Earlier this week I wondered aloud if Cosmopolitan was sold or on the market. After re-reading both articles I sourced and seeing responses here and on twitter I think it’s safe to say that Cosmo wasn’t sold to a drug company. It’s time to hypothesize what will happen to Cosmo.
That said, it seem look as if the owner of Cosmopolitan of Las Vegas, Deutsche Bank, will be putting the casino on the market next year.
However, the bank is unlikely to pursue a sale of those companies before 2013 because of difficult conditions for mergers and acquisitions.
Earlier this week I was having a twitter conversation with Vegas Tripping contributor Misnoper. While @Misnoper is trying to figure out why Penn National purchased Caesars in St. Louis for $610 million in cash, I’m wondering if Caesars Entertainment isn’t preparing to buy Cosmopolitan.
Caesars Entertainment Corporation (NYSE: CZR) has signed a definitive agreement to sell Harrah’s St. Louis to Penn National Gaming, Inc. for $610 million in cash. The transaction is expected to close in the second half of 2012, subject to regulatory approvals
The $610 million price almost looks like a fire sale by Caesars just to grab some cash.
The deal looks good for Penn, but it’s questionable for Caesars Entertainment. The company had $2.0 billion in EBITDA in the last 12 months and has $18.8 billion in net debt. That means the company’s debt is worth 9.4 times EBITDA. With this sale, even if it pays down debt with the proceeds, Caesars will increase its leverage and reduce its enterprise value/EBITDA ratio.
Caesars is known for using cash to pay down debt. They just seem to always renegotiate to push the debt off into the future. The company line says that the money will be used to grow Caesars Entertainment.
“The sale of this property exemplifies our strategy to maximize returns from our mix of assets through investments in new markets as well as occasional divestitures,” he said. “We are committed to expanding our distribution network into growth markets that have the potential for high returns.”
I never believe the company line and I call BS. It doesn’t mean I’m right, I just don’t believe that selling an asset for cash below market value was necessary to make a small acquisition.
I’m sure that all of these companies have ties, but it’s interesting that:
Deutsche Bank Securities Inc. served as financial advisor to Caesars Entertainment on this transaction.

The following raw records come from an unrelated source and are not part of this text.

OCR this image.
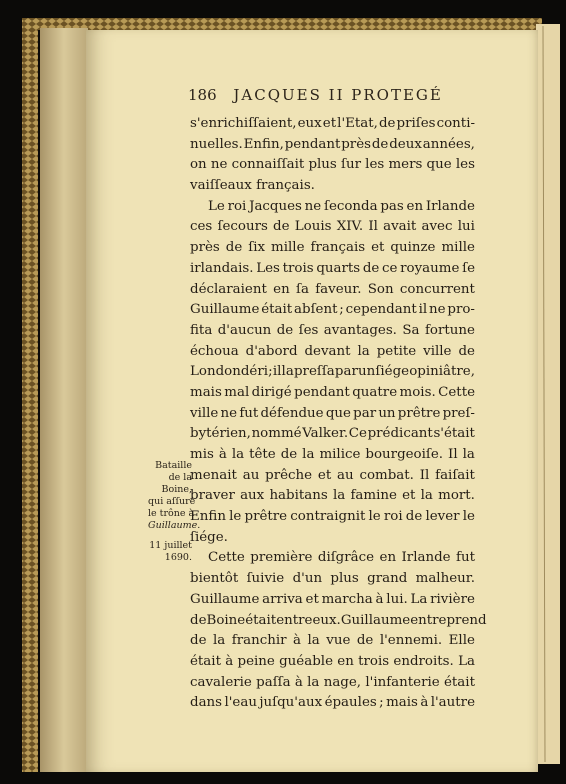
186 JACQUES II PROTEGÉ
Bataille
de la
Boine,
qui aſſure
le trône à
Guillaume.
11 juillet
1690.
s'enrichiſſaient, eux et l'Etat, de priſes conti-
nuelles. Enfin, pendant près de deux années,
on ne connaiſſait plus ſur les mers que les
vaiſſeaux français.
Le roi Jacques ne ſeconda pas en Irlande
ces ſecours de Louis XIV. Il avait avec lui
près de ſix mille français et quinze mille
irlandais. Les trois quarts de ce royaume ſe
déclaraient en ſa faveur. Son concurrent
Guillaume était abſent ; cependant il ne pro-
fita d'aucun de ſes avantages. Sa fortune
échoua d'abord devant la petite ville de
Londondéri ; il la preſſa par un ſiége opiniâtre,
mais mal dirigé pendant quatre mois. Cette
ville ne fut défendue que par un prêtre preſ-
bytérien, nommé Valker. Ce prédicant s'était
mis à la tête de la milice bourgeoiſe. Il la
menait au prêche et au combat. Il faiſait
braver aux habitans la famine et la mort.
Enfin le prêtre contraignit le roi de lever le
ſiége.
Cette première diſgrâce en Irlande fut
bientôt ſuivie d'un plus grand malheur.
Guillaume arriva et marcha à lui. La rivière
de Boine était entre eux. Guillaume entreprend
de la franchir à la vue de l'ennemi. Elle
était à peine guéable en trois endroits. La
cavalerie paſſa à la nage, l'infanterie était
dans l'eau juſqu'aux épaules ; mais à l'autre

Beyond the sale of Caesars St. Louis is the fact that rumors about Playboy Club opening at Cosmo later this year persist. While nothing is confirmed, I always believe that where there’s smoke there’s fire. Maybe this is coincidence, maybe it’s not.
London Club International, part of Caesars Entertainment Corp., launches the Playboy Club in London. The new gaming and entertainment venue will feature a restaurant, lounge, members club, table games and high-limit salon prive gaming rooms.
Las Vegas seems to be the market that is earning Caesars the most revenue, so why not continue to load up on the city.
In a conference call with analysts following the earnings release, Caesars Chairman and CEO Gary Loveman said there were positive results across its portfolio of Strip-area resorts, which include Caesars Palace, Planet Hollywood, Harrah’s Las Vegas and the off-Strip Rio.
Net revenue for the company was up 0.4 percent, to $2.23 billion. Revenues from the Strip grew 10.3 percent, to $786.4 million.
Put all of this together and there is a distinct possibility that the Caesars empire grows in Las Vegas. It’s hard to ignore the following:
- $610 million cash on hand by the end of the year.
- Cosmo going on sale in 2013.
- Deutsche Bank helping Caesars gain the cash.
- Playboy partnership + Cosmo link.
- Las Vegas carrying Caesars.
This is just me putting 1+1+1+1+1 together to put Caesars in the mix. There are a lot of reasons that MGM Resorts International buying the property makes sense, but they’ve been very quiet if they’re making moves.
All signs point to Cosmo becoming a Total Rewards casino. I welcome that.